The announcement by Southwark mirrored that of Islington last Friday. The new rules became effective on 1 December, on which date Haringey Council announced its refusal to comply, adding: “We oppose this, believe it is discriminatory, and will do all in our power to protect the most vulnerable.”

The Greater London Authority (GLA) has also said that it will not cooperate with the new rule and has prohibited organisations that use its shared multi-agency database on rough sleepers – called the Combined Homelessness Information Network (Chain)— from communicating it with the Home Office.

The move would appear to be an attempt to avoid a repetition of a notorious revelation three years ago that, unbeknown to charities and outreach workers, the Home Office had used their inputted data to deport foreign rough sleepers.

Meanwhile on Wednesday, Greater Manchester added: “Working with people who have been victimised, trafficked, moved from one end of the country to another as part of an asylum system that has often failed them means building trust can be hard. This is why we will not be complicit in Home Office policies which seek to deport people because they have found themselves destitute and street homeless.”

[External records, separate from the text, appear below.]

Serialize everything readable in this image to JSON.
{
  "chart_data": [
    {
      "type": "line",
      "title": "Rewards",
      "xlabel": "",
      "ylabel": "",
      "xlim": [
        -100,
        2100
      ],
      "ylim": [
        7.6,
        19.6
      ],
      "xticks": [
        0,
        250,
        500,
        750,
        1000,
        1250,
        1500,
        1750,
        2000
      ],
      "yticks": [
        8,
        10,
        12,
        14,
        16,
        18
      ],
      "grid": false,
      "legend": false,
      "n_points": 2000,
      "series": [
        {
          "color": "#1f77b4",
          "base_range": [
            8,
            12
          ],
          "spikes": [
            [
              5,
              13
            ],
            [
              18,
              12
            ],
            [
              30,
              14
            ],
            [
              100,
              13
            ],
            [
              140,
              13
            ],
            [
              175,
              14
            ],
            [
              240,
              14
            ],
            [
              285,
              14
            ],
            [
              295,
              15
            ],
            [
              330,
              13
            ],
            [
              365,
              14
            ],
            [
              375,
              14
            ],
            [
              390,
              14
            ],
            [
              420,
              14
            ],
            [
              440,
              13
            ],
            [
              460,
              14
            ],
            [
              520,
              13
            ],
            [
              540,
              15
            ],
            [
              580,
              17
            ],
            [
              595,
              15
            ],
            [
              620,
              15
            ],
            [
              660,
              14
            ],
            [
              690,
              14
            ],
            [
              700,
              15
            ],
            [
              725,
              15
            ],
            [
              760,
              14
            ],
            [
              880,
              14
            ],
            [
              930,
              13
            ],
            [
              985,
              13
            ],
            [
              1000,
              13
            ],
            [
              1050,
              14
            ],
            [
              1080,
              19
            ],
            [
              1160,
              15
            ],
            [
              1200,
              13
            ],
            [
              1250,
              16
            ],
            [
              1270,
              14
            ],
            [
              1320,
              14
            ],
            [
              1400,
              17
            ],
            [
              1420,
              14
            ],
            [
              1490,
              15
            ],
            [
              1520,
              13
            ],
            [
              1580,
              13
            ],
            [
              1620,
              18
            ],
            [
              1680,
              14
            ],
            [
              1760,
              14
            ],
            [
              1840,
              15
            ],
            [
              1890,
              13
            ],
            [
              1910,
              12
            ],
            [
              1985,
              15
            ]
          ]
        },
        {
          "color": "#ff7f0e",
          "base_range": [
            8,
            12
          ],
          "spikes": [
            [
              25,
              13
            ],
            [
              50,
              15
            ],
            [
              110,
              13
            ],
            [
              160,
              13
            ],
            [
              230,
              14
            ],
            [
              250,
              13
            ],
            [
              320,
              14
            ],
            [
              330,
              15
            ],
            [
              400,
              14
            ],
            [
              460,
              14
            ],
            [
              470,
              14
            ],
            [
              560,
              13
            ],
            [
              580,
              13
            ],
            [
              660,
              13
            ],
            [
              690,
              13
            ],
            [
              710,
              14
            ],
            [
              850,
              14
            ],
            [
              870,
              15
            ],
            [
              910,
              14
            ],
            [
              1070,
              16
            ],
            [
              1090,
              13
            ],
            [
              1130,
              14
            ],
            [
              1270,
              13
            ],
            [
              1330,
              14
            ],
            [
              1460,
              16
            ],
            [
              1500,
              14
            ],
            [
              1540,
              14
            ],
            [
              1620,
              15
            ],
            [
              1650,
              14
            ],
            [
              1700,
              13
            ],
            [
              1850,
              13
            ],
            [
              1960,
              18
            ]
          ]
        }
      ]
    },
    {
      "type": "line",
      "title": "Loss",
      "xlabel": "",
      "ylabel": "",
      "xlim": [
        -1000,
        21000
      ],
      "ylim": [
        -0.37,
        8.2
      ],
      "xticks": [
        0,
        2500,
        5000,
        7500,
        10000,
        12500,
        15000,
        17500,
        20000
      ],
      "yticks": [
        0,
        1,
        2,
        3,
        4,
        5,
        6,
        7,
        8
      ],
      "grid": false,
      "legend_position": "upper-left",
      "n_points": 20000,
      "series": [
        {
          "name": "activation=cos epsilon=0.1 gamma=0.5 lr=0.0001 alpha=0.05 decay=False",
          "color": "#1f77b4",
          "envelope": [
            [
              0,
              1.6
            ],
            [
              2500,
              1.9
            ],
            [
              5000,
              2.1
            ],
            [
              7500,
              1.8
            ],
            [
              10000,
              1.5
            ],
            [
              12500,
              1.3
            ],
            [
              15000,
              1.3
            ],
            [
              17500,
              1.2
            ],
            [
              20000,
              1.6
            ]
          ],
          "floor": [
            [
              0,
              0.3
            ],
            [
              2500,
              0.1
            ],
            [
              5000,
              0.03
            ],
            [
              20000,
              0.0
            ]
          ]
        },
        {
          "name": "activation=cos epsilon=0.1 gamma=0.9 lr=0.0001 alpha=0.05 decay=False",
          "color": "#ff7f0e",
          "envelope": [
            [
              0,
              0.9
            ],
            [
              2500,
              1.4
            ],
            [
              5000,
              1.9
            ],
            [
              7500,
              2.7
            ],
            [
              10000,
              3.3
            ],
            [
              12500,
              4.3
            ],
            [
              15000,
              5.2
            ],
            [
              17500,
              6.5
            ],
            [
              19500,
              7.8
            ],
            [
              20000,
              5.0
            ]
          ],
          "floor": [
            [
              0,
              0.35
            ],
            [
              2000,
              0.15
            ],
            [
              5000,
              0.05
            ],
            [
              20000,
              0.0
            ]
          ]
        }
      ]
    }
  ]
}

The decisions reflects accumulating concern shared by MPs, charities, campaigners and lawyers, 150 of whom have signed a letter urging the Home Office to scrap the rule, seeing it as harmful to vulnerable groups: those made unemployed during the coronavirus pandemic or escaping domestic or gang violence, as well as at risk of exploitation.

The number of rough sleepers has increased since the end of the government’s ‘Everyone In’ scheme during the first lockdown.  Increases have included many who have had the right to stay but are under the ‘no recourse to public funds’ policy, which puts them at risk of homelessness and destitution if becoming unemployed.

Anti-slavery groups such as Focus on Labour Exploitation (FLEX) and the Anti-Trafficking Monitoring Group (ATMG) point out that fear of deportation is likely exacerbate pressures on people in this situation, and leave many even more vulnerable to trafficking, going against efforts to end modern slavery.

The organisation the Public Interest Law Centre – acting on behalf of Refugee and Migrant Forum of Essex and London (RAMFEL) –  is also crowdfunding to prepare to challenge the government legally over the new rule. 

On a slightly different issue, Tottenham MP David Lammy summed up his concerns over an announcement this week of a review of the Human Rights Act, the timing of which he described as ‘bonkers’ in the light of the pandemic. 

Reports in the Daily Telegraph suggest the review is aimed at finding ways to remove what the government sees as ‘legal obstacles’ preventing or delaying deportation on human rights grounds.